Carmelo Ramón Barrios: Chávez would often talk about the “espíritus de la sabana.” He mentioned the “Silbón” [a specter that chases people with a long pole], comparing it to imperialism. He also spoke of the “Patrullero” [patroller], an enormous caimán [crocodile]. Chávez himself ran into the Patrullero when he was posted in Elorza. The story goes as follows: one day at sunset, he stepped into a boat and suddenly he heard a huge racket… he was standing on top of the Patrullero!

Then there’s “La Sayona.” She is particularly dangerous, seducing and harming men who have been partying too much. Nowadays, the espantos only appear around the marshes of the Capanaparo [not far from Elorza]. 

If you want to learn about the “espíritus de la sabana,” you can do so from Chávez, who often talked about them in his Aló Presidente broadcast. Also, our music often tells of encounters with espantos. 

Joropo is a rich musical tradition originating in the Llanos. (Rome Arrieche)


Edgard Esté: I was only a child when Chávez was deployed in Elorza, but I remember him vividly. Chávez always wanted a local musician called “Pataruco Esplumao” to play at festivities. I was a singer back then, often accompanying the ensemble. I remember that Chávez would join in and sing. He particularly liked “Poesía, copla y sabana” [Poetry, Couplets and, Plains], a melancholic song about the Llanos.

Juan Fernández: Chávez was the commander of the Escamoto, an army battalion with its headquarters in the outskirts of Elorza [1985-88]. I was only a child, so I never met him, but I know he was loved by the locals for his charisma, for congeniality, and his efforts to improve life in Elorza. He also loved our culture and he even sang some joropo. That, of course, brought him closer to the people. 

During his 2012 campaign, Chávez said he dreamed of returning to Elorza, lying in a chinchorro [hammock], and contemplating the vast plains at sunset. Then, on March 5, 2013, he passed away. That was a huge blow for me. However, though Chávez is no longer with us, his ideas continue to inspire us.

Chávez was a thinker for the future. When I talk with the commune’s youth, I always tell them: He was here [pointing the landscape] but he is still here [pointing at his heart]. 

Hugo Calzadilla: There are two periods in Chávez’s life: the man of flesh and bones who was born in Sabaneta [Barinas state]; then there was the visionary born in Elorza.

It was Gonzalo de Jesús, a revolutionary priest who came to Elorza from Spain in the 1950s, who accompanied Chávez through that transformation.
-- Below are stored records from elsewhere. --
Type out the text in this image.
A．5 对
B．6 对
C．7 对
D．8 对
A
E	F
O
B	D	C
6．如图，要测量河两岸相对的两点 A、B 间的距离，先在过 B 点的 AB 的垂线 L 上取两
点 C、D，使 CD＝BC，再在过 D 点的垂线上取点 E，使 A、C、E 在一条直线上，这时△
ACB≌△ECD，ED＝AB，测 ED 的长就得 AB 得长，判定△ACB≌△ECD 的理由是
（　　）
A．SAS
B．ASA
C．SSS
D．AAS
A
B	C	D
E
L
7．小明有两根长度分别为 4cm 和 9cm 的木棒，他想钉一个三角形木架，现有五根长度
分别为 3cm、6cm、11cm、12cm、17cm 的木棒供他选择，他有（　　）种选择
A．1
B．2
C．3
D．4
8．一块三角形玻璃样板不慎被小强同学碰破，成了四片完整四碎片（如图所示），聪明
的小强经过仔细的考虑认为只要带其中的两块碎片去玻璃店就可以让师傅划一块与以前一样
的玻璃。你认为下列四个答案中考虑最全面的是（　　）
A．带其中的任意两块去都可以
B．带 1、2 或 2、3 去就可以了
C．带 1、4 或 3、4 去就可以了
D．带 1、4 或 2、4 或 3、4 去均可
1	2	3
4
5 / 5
Here Chávez learned about the injustices that the Indigenous peoples suffered and about the culture of the deep Llanos.

Chávez confided in Father Gonzalo about his plans for an insurrection he would eventually lead on February 4, 1992. Upon hearing about the plan, the priest told him: If it is for the wellbeing of the “patria” [homeland], then do it, but there should be as little bloodshed as possible. 

Yubranis Fernández: I am 14 years old, so I never saw Chávez, but to me, he is alive just like Che is alive [pointing to her t-shirt with an image of Che Guevara]. My father [Juan Fernández] passed along his love of Chávez to me.

We face many problems, from the blockade to the adecos [affliiates of the Acción Democrática right-wing party], from bureaucracy to the long dry summers, but I am convinced that the commune is the only path for the pueblo

That’s what I always tell my friends. While not all of them believe in the commune, the project is alive and kicking.